Pendidikan SD hingga SMA di Kabupaten Klaten, Jawa Tengah. Kuliah D3 IKIP Negeri Yogyakarta (sekarang UNY) dilanjutkan ke Universitas Terbuka (S1). Bekerja sebagai guru SMA (1987-2004), Kepsek (2004-2017), Pengawas Sekolah jenjang SMP (2017- 2024), dan pensiun PNS sejak 1 Februari 2024.

Selanjutnya

Tutup

Diary Pilihan

Aktivitas Hari ke-90 Sebagai Pensiunan PNS

30 April 2024   21:42 Diperbarui: 30 April 2024   21:58 338
+
Laporkan Konten
Laporkan Akun
Kompasiana adalah platform blog. Konten ini menjadi tanggung jawab bloger dan tidak mewakili pandangan redaksi Kompas.
Lihat foto
Pak Imam Mudin, Pak Tri Wahjoedi, dan Pak Marjani (dokpri)

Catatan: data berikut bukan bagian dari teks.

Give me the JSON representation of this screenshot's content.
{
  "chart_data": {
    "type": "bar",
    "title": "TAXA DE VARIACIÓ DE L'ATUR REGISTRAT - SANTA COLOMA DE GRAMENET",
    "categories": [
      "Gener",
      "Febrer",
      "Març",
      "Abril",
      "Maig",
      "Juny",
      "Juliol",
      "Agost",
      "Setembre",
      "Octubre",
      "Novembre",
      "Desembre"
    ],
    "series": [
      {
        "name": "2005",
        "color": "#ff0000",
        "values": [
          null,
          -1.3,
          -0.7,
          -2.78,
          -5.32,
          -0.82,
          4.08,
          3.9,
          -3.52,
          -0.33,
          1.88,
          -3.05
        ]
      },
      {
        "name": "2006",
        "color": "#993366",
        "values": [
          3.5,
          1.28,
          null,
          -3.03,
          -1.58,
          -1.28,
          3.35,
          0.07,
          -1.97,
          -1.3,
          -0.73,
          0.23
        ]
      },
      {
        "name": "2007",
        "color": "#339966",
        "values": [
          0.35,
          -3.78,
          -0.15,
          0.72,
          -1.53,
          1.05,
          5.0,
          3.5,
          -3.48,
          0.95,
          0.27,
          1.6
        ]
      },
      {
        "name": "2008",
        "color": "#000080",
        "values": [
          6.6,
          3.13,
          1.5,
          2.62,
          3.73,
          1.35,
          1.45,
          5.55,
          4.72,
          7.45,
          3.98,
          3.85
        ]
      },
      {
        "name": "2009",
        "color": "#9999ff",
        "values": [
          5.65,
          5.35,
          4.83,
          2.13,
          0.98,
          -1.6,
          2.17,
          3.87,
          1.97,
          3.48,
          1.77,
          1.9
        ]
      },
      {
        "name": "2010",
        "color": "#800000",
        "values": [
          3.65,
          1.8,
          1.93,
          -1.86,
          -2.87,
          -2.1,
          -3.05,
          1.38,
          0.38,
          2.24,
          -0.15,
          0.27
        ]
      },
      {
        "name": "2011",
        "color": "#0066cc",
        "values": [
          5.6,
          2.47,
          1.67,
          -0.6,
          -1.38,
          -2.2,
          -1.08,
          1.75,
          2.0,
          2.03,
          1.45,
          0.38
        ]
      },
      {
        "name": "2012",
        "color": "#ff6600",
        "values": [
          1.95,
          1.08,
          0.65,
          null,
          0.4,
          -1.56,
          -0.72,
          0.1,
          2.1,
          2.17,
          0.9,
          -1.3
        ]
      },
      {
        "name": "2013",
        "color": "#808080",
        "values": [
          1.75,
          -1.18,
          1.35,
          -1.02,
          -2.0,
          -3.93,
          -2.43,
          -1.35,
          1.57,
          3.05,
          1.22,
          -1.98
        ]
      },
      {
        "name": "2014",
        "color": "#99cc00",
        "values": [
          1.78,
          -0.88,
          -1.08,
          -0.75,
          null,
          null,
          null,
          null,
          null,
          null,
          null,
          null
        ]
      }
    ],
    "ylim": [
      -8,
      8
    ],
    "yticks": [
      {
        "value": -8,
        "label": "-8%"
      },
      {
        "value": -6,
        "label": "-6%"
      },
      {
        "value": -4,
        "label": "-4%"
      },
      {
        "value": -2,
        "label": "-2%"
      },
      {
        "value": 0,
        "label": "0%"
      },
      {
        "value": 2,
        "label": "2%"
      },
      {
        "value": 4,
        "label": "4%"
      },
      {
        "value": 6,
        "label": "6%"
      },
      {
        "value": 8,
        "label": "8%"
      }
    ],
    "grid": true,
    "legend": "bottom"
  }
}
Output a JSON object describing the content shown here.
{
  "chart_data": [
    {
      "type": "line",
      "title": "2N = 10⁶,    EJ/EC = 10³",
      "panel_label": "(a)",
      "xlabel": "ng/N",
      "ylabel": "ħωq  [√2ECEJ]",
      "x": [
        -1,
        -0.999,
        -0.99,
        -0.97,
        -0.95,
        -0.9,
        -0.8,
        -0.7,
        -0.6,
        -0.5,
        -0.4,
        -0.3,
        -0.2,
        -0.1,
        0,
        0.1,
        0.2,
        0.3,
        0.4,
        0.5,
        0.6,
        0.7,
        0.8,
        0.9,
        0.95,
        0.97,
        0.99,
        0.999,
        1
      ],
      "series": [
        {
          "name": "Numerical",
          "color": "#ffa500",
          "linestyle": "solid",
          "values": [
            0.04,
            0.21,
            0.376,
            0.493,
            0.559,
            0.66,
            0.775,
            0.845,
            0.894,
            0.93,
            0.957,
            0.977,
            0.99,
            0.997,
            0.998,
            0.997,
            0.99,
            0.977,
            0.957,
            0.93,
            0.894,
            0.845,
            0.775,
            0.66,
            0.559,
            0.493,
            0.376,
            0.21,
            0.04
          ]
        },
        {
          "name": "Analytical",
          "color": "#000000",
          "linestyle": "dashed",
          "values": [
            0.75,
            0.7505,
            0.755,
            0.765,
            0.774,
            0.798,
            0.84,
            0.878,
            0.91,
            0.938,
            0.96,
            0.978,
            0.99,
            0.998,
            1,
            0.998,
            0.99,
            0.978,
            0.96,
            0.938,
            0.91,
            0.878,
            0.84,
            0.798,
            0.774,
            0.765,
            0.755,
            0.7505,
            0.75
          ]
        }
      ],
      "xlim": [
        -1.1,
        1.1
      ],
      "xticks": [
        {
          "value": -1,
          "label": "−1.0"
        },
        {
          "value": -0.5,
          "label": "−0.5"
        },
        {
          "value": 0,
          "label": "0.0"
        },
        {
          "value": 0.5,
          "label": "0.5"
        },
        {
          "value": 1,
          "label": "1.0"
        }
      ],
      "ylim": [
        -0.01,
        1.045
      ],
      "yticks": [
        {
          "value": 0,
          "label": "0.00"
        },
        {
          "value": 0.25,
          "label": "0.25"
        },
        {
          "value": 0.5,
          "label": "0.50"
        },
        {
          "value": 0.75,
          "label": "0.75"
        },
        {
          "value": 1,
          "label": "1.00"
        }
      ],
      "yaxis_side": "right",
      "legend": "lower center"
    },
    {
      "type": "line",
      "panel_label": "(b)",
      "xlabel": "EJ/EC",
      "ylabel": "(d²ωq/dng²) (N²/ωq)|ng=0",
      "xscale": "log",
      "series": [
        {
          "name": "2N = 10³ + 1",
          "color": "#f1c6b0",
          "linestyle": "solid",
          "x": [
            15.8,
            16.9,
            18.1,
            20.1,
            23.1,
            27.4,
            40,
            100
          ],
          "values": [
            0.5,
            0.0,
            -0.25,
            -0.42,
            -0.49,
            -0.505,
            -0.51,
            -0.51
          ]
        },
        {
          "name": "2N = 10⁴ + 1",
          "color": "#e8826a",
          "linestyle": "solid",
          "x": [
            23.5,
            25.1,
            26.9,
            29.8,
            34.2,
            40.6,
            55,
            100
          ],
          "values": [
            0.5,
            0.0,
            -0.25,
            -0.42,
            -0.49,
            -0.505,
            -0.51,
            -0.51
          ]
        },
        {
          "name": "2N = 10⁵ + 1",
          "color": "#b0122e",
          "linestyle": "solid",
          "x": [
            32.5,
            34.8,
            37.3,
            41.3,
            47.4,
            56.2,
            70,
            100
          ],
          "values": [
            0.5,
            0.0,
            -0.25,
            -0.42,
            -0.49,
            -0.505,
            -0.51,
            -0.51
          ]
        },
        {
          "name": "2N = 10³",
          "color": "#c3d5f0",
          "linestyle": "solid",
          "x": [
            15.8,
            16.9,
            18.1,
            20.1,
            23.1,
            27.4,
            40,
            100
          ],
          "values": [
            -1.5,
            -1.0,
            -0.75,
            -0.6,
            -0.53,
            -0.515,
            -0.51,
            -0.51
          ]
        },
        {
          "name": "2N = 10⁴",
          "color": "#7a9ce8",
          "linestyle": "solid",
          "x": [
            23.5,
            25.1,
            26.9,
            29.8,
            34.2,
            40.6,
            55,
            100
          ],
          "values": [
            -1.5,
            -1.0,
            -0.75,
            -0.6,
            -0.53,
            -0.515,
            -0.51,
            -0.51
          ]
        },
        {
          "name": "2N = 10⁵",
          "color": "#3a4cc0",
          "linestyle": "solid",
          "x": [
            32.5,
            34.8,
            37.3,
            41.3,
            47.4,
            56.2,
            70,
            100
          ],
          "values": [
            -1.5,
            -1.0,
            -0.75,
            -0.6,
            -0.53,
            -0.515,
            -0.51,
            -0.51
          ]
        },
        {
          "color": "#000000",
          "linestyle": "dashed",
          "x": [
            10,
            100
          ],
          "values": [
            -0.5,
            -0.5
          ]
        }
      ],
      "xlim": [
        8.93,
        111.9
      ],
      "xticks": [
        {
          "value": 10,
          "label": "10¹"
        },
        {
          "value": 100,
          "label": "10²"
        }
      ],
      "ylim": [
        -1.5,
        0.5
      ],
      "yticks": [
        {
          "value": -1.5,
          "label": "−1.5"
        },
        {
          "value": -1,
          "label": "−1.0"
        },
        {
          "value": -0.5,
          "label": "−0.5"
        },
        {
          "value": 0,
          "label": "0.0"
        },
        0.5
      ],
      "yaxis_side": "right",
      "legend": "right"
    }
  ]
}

Aktivitas Hari ke-90 sebagai Pensiunan PNS

Surat Keputusan Pensiun saya tertanggal 1 Februari 2024. Hari ini tanggal 30 April 2024, tepat sembilan puluh hari menjalani status sebagai pensiunan PNS (Pegawai Negeri Sipil). Waktu berjalan terasa begitu cepat. Sudah tiga bulan berlalu.

Aktivitas pagi di rumah berjalan dengan aman. Sarapan pagi tetap saya lakukan pada waktu dan jam sama seperti saat masih aktif bekerja di disdikpora Penajam Paser Utara (PPU) sebagai pengawas sekolah jenjang SMP.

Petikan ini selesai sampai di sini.